If we internalise the cultural narrative about age as a category (‘young’ versus ‘old’) we lose this superpower and the very real wisdom that can come with being fully present to our life’s journey. As Vietnamese Buddhist Monk Thich Nhat Hahn has said “Our own life has to be our message.” Our own life is our message in so many ways. We can look back and reflect on our life’s journey and realise that we were once impulsive at times, led by our egos or self-absorbed in many ways. However, a sign of maturity that comes with age is the steady calm with which we now approach a crisis and also the need to give back, mentor and bestow our knowledge seasoned by experience to our younger generations. As philosopher Soren Kierkegaard aptly described hindsight – “We understand life backwards, but it must be lived forwards.” This doesn’t just sound wise and true, but is almost an invitation to halfway understanding or imagining the examples of ‘hindsight and experience’ provided to us from our elders with lived experience. We have the opportunity to hear it from them. However, we, as a culture are blind to these hidden treasures because of our own internalised narrative about ageing. As my good friend and colleague Kerry Sargent writes when it comes to ageist attitudes, “we are own worst enemy”. Our internalised ageism adds to our age-denial, feelings of shame around our age and prevents us from finding our ‘groove thang’ in later life.

Negative self-perceptions of ageing can be described as a process that slowly sees our older selves give our power over to the fear and shame of age-denial.

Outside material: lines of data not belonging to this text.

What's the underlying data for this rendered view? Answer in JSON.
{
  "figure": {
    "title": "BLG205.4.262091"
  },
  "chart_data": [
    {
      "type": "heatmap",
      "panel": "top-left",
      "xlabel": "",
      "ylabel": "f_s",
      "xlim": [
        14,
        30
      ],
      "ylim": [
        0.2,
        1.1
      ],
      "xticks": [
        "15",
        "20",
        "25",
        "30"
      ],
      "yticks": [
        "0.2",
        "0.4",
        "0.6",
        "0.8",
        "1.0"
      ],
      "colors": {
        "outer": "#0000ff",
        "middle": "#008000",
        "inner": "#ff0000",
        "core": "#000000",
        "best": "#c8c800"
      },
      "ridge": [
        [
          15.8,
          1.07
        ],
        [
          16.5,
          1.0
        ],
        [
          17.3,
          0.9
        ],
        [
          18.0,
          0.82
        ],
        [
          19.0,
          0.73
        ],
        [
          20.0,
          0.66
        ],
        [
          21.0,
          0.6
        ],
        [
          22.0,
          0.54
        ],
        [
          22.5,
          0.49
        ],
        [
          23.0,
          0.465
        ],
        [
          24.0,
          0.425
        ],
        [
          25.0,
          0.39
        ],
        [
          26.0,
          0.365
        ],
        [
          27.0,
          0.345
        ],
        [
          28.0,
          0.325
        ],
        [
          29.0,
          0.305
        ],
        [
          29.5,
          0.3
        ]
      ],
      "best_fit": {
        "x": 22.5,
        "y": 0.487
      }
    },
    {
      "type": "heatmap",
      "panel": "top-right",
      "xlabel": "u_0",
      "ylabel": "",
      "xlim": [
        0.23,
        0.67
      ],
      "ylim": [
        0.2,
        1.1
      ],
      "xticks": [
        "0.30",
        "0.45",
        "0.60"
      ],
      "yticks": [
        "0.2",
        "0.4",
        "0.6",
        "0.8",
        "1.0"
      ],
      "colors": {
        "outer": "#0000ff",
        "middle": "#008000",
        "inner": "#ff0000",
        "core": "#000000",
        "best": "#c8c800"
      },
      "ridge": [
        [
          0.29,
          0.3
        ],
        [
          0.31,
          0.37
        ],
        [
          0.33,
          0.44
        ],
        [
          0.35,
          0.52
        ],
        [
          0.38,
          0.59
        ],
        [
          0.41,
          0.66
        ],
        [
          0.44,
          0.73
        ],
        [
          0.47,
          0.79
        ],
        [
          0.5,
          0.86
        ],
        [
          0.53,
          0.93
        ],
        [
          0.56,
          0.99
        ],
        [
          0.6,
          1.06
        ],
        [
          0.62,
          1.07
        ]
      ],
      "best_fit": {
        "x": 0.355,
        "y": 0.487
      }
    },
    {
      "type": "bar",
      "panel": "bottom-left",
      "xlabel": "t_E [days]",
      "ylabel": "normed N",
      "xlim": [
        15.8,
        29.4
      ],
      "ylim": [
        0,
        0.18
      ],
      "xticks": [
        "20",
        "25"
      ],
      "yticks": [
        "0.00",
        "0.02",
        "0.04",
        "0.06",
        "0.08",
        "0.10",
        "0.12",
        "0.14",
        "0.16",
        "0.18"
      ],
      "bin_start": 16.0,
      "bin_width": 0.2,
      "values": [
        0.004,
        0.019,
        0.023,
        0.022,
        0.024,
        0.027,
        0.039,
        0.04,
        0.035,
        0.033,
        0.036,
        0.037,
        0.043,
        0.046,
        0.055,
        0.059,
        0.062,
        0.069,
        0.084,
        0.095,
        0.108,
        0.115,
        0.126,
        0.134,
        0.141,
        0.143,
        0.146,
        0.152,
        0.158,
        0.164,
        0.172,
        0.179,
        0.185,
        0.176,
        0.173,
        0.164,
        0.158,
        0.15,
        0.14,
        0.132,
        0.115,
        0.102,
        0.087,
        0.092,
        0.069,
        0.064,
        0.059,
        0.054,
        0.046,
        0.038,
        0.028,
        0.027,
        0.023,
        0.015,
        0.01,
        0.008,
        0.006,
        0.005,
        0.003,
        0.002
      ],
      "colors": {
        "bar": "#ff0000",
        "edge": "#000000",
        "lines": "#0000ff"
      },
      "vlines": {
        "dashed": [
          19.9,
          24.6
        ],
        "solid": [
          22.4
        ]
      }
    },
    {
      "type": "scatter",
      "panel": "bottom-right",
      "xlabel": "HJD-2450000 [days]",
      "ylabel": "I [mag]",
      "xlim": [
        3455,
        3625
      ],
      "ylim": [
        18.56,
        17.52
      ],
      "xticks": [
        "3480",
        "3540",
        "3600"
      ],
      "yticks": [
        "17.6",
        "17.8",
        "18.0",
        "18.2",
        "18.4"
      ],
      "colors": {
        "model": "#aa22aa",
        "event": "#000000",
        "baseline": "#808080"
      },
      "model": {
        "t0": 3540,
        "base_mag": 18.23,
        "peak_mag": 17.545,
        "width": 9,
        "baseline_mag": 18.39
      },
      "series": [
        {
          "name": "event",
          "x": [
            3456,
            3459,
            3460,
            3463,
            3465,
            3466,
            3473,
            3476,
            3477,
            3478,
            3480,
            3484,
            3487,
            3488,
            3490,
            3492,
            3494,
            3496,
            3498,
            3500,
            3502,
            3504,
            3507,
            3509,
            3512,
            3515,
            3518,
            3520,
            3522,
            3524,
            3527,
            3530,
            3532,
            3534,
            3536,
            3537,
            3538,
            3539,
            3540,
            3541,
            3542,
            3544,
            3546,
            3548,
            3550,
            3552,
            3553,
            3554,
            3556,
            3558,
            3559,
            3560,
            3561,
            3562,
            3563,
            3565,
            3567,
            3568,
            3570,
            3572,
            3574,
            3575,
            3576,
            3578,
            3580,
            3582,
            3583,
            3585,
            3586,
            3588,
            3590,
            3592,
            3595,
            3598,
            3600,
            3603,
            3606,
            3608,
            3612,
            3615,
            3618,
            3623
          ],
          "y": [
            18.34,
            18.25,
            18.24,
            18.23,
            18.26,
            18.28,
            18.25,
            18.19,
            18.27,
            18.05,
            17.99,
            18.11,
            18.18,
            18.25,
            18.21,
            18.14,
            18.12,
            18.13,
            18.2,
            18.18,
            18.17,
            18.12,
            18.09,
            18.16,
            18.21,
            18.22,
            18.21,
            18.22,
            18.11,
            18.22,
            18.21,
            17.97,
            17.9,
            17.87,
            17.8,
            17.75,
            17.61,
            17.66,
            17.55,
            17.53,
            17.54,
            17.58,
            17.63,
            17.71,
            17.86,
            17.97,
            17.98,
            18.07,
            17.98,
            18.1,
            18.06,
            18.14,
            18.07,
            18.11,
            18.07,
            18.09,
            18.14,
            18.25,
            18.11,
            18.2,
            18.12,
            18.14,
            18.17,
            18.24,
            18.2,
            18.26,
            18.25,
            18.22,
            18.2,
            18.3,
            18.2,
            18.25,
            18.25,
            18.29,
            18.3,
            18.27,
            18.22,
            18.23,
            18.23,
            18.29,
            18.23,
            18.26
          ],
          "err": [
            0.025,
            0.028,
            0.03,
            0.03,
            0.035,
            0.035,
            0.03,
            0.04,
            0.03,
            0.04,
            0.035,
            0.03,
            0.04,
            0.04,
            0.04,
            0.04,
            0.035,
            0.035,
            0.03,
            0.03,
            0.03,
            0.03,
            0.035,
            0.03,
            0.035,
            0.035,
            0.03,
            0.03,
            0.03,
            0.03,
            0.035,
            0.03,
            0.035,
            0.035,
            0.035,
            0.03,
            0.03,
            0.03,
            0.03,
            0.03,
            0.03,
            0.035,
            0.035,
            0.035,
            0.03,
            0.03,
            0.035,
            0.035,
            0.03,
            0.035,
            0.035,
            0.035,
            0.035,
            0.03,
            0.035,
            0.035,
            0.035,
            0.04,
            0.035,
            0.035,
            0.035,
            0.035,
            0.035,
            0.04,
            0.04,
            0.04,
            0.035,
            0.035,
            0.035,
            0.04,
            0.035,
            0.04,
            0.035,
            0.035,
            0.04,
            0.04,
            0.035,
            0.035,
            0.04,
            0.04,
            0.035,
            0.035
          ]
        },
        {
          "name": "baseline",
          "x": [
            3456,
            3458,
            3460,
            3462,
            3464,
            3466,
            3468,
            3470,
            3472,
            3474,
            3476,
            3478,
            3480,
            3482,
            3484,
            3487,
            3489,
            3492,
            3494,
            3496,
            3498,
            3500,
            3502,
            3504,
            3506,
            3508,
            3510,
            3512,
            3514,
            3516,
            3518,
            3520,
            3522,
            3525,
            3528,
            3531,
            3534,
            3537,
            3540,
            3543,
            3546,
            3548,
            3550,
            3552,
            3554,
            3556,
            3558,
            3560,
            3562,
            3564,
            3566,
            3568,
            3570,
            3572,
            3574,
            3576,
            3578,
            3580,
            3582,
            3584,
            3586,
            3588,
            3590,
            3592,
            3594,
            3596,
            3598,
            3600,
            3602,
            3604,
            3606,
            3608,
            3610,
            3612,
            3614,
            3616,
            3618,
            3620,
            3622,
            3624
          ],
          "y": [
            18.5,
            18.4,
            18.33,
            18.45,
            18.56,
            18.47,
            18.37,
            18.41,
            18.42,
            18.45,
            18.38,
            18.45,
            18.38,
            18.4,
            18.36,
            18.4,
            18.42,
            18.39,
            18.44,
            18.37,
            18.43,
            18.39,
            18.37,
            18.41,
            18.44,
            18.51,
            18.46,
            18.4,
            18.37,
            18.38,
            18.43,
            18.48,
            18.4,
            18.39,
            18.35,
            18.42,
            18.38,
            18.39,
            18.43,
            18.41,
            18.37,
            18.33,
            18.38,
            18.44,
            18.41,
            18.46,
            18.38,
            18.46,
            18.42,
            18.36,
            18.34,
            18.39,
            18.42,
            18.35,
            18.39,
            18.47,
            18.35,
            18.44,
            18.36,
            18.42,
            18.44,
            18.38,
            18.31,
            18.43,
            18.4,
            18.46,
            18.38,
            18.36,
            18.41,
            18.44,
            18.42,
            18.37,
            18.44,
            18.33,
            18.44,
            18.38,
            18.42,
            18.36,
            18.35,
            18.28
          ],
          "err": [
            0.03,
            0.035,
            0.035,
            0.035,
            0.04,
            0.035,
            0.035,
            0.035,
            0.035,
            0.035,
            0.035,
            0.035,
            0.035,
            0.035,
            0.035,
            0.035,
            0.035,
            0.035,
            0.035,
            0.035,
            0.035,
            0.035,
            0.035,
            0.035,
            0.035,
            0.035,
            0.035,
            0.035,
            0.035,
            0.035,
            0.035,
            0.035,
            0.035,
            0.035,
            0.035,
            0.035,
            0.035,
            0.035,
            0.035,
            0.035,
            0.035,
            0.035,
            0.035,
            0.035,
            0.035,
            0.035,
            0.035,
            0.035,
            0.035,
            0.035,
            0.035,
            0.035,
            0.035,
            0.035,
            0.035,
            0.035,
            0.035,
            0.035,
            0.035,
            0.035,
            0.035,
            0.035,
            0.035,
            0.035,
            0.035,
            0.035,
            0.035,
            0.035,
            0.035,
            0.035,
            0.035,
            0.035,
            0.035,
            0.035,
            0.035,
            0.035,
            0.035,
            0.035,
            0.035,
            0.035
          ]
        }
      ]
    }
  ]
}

Research shows that those with more positive self-perceptions of ageing not only live healthier, more authentic and productive lives, but actually live longer too. Thanks to the wonderful research by author, speaker and university professor Brené Brown, we know how shame can destroy our emotional lives and affect our self-identity. We also know that owning the thing that is being shamed, like your age, can be transformative and help regain our power as Ashton Applewhite (author of This Chair Rocks) tells us.

There’s a certain necessary intelligence in being able to make snap judgements about our environment, including social aspects. However, our greatest strengths can also be our greatest weakness. If we make only negative judgements about individuals who are older than us or see others or ourselves as ‘old and irrelevant’ then we not only miss out on the wisdom of diverse collective experience but we psychologically sentence ourselves to an internalised negative narrative about our own ageing journey.

Youth-age phenomena is a real thing (E.g. Most people report ‘feeling’ younger than they are), and some people happily continue to pursue ‘youthful activities’ in the face of ageism and prejudice. There is no reason that this cannot be encouraged, and this shouldn’t be highlighted as ‘novel’ and ‘quirky’ as it so often is in the media. Age-diversity is a hot topic, and it should be because as a population, Australia, like many other countries will soon have more people over the age of 65 than under. A life course is exactly that; a process and series of discreet transitions through developmental stages and does not end in our 30s or 40s. The course takes across the lifespan if we are lucky enough to reach old age! Our attitudes to ageing have not kept pace with our biological longevity and needs recalibrating in order to optimise our lives at every stage which in turn enriches the lives of our entire society.